Going Blonde: A Guide For Asian Hair
25 December 2017
Embarking upon the road to blonde is a monumental decision. It’s true that for very dark-haired girls, going platinum blonde is one of the most drastic changes you can make. Thanks to advances in hair technology, however, the risk of a color catastrophe won't be one of your top worries.
Once upon a time, Asian hair was difficult to dye. But those days are long behind us! Keep scrolling to color your hair in the Matthew Collins-recommended way (internationally-renowned Canadian colorist and L’Oréal Professionnel ambassador) and to become an A+ student in black-to-platinum studies.
How To Prep Asian Hair For Blonde
We rarely walk through the salon doors without a clue of what we want done—unless we’ve just been through an extreme breakup and have adopted a “new start, new me” philosophy—but with a change as dramatic as this, it is imperative to really take the time to think it through.
You may be yearning to go as platinum as possible as soon as possible, but take a moment to consider if this is the best shade for your skin. Hint: If you have warmer yellow skin, opt for a honey or ash blonde; if you’re cool, choose a lighter or more golden shade. If you’re in doubt, your stylist is an expert at choosing the right shades for the right skin tones. Don’t hesitate to consult him or her!
Next, it is important to refrain from washing your tresses in the days leading up to your hair appointment to help minimize irritation due to bleach. Otherwise, you could be in for quite an unpleasant shock.
You’re now in the salon chair, magazines at the ready, and the next step on the journey to blonde is discoloration. This involves the application of bleach to your strands, which can often take a minimum of eight hours (yes, you heard that right!), depending on the length, thickness and intensity of melanin in your tresses. You may will the process to be over, but it’s necessary for your hair and definitely worth the wait.

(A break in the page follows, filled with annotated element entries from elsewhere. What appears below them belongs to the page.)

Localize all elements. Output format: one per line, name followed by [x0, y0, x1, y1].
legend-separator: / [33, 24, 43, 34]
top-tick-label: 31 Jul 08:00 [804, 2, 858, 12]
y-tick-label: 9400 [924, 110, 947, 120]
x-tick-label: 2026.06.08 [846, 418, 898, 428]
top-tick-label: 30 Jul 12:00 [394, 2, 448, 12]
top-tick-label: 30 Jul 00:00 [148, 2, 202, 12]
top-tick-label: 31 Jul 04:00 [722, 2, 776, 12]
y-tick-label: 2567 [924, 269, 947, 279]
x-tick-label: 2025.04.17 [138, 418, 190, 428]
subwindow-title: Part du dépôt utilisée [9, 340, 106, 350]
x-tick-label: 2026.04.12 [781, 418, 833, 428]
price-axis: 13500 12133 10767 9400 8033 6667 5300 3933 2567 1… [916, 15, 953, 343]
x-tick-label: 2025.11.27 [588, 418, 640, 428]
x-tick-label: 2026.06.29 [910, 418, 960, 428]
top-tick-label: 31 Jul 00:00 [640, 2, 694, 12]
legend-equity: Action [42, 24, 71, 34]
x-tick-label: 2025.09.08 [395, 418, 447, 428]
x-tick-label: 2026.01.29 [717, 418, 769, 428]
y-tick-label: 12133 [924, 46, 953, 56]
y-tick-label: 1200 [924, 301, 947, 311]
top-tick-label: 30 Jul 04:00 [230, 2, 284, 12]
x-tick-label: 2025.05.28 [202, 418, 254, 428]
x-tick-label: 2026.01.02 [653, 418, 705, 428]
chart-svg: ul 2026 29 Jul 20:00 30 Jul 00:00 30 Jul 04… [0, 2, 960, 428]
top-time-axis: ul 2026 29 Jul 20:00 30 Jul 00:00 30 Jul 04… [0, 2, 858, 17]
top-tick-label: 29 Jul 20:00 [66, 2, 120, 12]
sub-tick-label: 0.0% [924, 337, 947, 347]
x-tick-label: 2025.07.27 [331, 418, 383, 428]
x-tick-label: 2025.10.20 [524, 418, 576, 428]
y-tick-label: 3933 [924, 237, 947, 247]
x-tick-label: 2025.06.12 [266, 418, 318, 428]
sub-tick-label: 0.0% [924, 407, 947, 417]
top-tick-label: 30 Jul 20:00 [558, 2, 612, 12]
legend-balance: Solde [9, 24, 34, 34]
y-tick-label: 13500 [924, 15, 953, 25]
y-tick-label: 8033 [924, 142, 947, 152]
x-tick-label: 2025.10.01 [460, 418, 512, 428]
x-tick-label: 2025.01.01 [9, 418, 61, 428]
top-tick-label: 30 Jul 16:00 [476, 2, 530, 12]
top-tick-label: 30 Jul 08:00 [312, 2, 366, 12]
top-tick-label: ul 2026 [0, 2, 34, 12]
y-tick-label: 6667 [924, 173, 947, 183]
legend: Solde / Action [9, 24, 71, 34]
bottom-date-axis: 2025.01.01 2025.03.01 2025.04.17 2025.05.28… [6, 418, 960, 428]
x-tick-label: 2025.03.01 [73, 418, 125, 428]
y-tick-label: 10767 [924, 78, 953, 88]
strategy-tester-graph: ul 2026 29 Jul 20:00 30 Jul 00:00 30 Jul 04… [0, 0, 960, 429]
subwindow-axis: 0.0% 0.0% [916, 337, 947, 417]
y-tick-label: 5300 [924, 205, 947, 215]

When your colorist deems your hair ready, he or she will then dye it your desired color (whether it’s ash, honey, or platinum) removing the yellow and red pigments that are often common in Asian hair. You can even add some depth to your new blonde mane by coloring your roots a different shade.
To avoid hair damage in the face of oxidation (the discoloration process), Matthew Collins advises to use a protective product like Smartbond by L’Oréal Professionnel during the coloring process, in order to protect bonds and durably strengthen for a stronger hair fiber during technical service
“[Hair] lightened exactly how I wanted it to—it’s perfect,” Collins notes of his experience using Smartbond. “And the best part is that I don’t have to change my oxidant or processing time.”
Just like influencer and Kerastase Ambassador Margaret Zhang, you could also use Kérastase Reflection Masque Chromatique, a multi-protecting masque ideal for thick sensitized color-treated or highlighted hair. For best results, pair with the brand’s Reflection shampoo.
Congratulations, you’re now blonde! But the journey doesn’t end at the salon. As we know, bleach can have punishing consequences on our strands, so it’s important to treat them with the care they deserve.
Firstly, use a bespoke shampoo—preferably with purple tones, such as Shine Blonde Shampoo from L’Oréal Professionnel—in order to provide brightening repair for blonde hair.
Making this dramatic change can be scary, but if you do it right (and take your time), you’ll have nothing to regret!